I am trying to tidy up a large (8gb) .csv file in python then stream it into BigQuery. My code below starts off okay, as the table is created and the first 1000 rows go in, but then I get the error:
InvalidSchema: Please verify that the structure and data types in the DataFrame match the schema of the destination table.

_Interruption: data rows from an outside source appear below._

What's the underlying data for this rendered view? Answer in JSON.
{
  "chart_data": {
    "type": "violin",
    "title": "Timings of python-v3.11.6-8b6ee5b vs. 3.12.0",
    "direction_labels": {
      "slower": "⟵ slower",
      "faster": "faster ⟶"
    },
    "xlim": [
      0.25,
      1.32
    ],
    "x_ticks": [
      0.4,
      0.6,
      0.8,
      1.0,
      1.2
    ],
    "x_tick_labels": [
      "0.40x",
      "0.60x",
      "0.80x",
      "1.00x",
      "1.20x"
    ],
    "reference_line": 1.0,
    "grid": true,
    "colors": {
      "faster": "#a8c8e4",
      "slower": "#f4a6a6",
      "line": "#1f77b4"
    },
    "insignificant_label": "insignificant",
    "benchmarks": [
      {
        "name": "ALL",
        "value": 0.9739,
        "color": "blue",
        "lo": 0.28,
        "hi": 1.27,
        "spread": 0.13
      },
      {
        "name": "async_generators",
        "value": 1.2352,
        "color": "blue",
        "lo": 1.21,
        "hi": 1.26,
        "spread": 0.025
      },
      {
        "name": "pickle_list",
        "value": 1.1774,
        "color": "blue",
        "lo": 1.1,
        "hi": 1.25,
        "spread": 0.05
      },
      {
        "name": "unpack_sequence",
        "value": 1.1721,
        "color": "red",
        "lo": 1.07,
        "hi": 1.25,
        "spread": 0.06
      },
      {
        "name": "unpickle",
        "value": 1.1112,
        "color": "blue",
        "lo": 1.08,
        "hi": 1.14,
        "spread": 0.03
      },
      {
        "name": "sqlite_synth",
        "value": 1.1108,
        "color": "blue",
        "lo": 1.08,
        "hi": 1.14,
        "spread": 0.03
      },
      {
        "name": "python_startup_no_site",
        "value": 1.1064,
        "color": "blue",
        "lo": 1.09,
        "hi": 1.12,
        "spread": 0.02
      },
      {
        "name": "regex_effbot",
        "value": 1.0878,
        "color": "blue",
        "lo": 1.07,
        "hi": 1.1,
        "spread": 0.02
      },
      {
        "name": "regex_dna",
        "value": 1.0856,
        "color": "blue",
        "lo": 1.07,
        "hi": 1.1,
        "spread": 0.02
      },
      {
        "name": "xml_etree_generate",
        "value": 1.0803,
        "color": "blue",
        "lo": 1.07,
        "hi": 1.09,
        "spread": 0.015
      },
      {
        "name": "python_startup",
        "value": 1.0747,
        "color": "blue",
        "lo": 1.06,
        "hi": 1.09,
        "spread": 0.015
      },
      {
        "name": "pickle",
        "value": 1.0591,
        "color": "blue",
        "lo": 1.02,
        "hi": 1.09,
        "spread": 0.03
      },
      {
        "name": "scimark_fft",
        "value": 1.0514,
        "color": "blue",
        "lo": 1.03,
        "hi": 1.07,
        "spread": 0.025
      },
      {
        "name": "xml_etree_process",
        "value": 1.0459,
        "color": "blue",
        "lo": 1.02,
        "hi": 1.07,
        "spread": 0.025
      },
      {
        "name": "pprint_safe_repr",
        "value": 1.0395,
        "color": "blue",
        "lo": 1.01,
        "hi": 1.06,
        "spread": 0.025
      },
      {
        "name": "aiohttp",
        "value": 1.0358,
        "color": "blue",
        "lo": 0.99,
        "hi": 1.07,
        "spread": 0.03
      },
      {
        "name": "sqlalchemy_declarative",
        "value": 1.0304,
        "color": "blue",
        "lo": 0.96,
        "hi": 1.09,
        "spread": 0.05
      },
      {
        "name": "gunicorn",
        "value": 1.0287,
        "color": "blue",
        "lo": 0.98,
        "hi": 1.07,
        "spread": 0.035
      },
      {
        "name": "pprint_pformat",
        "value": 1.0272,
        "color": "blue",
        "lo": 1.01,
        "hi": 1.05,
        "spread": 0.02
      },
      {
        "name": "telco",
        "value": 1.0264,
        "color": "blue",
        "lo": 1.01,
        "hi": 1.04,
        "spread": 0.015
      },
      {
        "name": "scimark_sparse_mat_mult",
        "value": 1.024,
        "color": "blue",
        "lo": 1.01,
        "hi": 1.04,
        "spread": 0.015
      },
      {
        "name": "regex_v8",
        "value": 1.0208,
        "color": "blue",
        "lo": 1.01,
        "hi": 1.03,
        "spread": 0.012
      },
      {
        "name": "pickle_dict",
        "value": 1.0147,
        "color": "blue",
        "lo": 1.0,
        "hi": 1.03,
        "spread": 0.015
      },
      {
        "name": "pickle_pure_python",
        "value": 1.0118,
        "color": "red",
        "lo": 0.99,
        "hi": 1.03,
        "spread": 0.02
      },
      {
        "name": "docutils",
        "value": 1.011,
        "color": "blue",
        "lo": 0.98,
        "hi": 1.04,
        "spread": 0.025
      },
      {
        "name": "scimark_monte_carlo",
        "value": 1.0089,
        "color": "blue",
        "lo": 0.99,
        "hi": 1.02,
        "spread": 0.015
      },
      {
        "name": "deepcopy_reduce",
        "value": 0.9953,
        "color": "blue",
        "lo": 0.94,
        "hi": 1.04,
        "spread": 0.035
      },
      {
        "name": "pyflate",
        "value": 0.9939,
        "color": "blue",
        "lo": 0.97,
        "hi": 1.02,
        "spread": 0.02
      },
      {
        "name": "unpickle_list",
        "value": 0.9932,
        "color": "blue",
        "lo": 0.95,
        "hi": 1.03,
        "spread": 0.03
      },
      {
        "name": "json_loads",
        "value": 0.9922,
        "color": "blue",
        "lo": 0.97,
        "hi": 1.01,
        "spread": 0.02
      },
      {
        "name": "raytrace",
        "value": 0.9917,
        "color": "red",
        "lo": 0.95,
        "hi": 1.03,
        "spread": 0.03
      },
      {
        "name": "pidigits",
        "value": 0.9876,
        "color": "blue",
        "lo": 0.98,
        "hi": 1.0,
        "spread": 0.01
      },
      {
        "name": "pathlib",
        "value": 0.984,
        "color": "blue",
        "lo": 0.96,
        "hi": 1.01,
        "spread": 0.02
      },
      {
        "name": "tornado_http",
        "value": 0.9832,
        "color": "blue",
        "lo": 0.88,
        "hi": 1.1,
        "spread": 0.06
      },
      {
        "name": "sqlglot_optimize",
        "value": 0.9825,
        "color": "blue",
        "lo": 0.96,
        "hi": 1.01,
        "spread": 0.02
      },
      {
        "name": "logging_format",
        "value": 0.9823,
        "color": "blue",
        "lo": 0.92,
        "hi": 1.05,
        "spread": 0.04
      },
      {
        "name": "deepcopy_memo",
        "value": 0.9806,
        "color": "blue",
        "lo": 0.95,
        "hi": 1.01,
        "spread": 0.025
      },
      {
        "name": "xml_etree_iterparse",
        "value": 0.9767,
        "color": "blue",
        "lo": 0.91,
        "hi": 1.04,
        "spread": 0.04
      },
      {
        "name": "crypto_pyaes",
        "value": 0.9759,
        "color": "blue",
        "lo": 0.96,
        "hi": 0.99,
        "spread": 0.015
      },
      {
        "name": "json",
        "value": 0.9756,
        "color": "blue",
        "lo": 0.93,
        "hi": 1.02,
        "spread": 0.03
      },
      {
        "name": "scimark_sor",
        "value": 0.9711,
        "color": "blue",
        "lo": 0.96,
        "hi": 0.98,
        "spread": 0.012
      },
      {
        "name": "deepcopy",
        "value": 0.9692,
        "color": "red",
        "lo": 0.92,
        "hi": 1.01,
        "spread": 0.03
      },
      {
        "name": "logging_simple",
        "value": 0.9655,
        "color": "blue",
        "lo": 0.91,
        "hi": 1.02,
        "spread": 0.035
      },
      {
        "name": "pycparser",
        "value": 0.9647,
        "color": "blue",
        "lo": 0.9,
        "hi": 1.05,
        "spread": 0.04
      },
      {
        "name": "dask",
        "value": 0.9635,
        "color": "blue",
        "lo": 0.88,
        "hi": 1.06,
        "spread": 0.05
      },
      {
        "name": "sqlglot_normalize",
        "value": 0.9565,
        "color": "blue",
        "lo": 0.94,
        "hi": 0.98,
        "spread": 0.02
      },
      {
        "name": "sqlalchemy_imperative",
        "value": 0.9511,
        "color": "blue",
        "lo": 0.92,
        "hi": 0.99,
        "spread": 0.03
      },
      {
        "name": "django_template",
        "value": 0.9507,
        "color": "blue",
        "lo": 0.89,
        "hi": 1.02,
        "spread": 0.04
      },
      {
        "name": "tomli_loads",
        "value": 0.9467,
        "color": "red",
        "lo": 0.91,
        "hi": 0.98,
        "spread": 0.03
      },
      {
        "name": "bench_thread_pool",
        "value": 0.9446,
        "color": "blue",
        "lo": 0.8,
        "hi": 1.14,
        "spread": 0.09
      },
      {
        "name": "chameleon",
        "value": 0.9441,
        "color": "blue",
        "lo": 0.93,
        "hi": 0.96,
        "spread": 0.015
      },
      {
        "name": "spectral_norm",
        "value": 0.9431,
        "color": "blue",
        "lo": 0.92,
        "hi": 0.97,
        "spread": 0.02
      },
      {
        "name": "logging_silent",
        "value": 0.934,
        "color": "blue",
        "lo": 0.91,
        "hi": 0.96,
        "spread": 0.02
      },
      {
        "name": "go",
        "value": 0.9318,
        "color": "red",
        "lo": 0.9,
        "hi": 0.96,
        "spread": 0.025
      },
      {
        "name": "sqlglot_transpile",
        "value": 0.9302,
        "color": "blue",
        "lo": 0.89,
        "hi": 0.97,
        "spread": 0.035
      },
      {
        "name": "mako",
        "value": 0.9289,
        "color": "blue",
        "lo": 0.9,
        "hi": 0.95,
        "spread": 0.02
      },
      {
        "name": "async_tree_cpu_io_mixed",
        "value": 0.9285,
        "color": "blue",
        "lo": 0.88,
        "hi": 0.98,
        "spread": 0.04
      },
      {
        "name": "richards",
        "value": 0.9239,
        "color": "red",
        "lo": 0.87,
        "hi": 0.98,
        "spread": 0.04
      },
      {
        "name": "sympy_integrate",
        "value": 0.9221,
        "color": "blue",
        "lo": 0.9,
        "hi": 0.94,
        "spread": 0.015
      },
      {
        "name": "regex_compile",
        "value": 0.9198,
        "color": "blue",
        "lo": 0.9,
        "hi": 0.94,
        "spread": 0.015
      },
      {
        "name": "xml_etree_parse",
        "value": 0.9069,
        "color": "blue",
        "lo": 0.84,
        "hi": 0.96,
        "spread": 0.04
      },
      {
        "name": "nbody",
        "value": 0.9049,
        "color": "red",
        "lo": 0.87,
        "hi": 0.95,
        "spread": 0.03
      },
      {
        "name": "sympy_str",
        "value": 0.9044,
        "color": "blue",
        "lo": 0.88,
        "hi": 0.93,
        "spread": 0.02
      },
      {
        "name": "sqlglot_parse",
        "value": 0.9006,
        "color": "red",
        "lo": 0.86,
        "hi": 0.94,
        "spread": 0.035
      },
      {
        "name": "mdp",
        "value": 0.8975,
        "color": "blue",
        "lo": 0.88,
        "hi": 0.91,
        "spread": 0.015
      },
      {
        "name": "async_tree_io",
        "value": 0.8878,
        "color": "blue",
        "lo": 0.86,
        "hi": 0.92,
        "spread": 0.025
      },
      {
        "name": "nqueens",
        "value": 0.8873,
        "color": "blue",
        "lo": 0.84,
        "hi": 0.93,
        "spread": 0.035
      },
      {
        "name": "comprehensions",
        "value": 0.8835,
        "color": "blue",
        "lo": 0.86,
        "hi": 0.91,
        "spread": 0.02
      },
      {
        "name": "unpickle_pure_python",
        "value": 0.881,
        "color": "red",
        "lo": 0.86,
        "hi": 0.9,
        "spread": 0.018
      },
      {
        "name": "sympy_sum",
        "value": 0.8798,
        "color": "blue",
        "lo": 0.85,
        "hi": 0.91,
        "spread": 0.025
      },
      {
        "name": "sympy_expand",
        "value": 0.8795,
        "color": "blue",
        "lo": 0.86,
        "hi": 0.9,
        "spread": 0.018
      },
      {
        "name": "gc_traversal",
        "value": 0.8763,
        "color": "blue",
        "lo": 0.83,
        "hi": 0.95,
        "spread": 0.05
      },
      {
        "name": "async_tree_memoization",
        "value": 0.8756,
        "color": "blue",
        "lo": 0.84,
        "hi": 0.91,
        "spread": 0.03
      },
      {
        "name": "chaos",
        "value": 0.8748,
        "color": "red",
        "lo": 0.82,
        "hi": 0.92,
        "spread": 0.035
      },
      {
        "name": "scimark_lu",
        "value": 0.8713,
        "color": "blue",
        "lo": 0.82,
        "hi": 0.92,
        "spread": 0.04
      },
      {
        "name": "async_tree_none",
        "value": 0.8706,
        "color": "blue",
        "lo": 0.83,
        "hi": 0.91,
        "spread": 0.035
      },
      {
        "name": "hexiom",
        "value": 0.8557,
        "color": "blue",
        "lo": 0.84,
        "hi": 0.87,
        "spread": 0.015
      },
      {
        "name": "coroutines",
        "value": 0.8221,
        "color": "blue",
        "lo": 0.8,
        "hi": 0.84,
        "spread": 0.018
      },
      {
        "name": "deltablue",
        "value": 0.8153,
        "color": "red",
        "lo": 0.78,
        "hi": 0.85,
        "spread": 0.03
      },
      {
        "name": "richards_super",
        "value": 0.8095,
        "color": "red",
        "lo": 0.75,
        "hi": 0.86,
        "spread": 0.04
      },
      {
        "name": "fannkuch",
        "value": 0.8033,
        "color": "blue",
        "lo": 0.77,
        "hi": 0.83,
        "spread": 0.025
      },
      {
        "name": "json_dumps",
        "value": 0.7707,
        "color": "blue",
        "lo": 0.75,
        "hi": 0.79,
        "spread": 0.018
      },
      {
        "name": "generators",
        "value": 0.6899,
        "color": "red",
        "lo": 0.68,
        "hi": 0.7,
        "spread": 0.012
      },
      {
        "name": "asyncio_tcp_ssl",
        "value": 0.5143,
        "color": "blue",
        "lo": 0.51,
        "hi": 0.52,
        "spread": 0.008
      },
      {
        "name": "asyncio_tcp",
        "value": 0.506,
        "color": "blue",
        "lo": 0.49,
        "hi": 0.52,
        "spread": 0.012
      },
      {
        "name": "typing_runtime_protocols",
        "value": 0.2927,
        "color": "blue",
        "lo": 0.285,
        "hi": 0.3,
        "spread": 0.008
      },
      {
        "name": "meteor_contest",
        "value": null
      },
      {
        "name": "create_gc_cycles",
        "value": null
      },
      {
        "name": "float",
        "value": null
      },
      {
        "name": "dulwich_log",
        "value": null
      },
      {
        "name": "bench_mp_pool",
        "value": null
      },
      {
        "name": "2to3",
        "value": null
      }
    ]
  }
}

Is this perhaps related to the streaming buffer? My issue is that I will need to remove the table before i run the code again, otherwise the first 1000 entries will be duplicated due to the 'append' method.
import pandas as pd
destination_table = 'product_data.FS_orders'
project_id = '##'
pkey ='##'
chunks = []
for chunk in pd.read_csv('Historic_orders.csv',chunksize=1000, encoding='windows-1252', names=['Orderdate','Weborderno','Productcode','Quantitysold','Paymentmethod','ProductGender','DeviceType','Brand','ProductDescription','OrderType','ProductCategory','UnitpriceGBP' 'Webtype1','CostPrice','Webtype2','Webtype3','Variant','Orderlinetax']):
chunk.replace(r' *!','Null', regex=True)
chunk.to_gbq(destination_table, project_id, if_exists='append', private_key=pkey)
chunks.append(chunk)
df = pd.concat(chunks, axis=0)
print(df.head(5))
pd.to_csv('Historic_orders_cleaned.csv')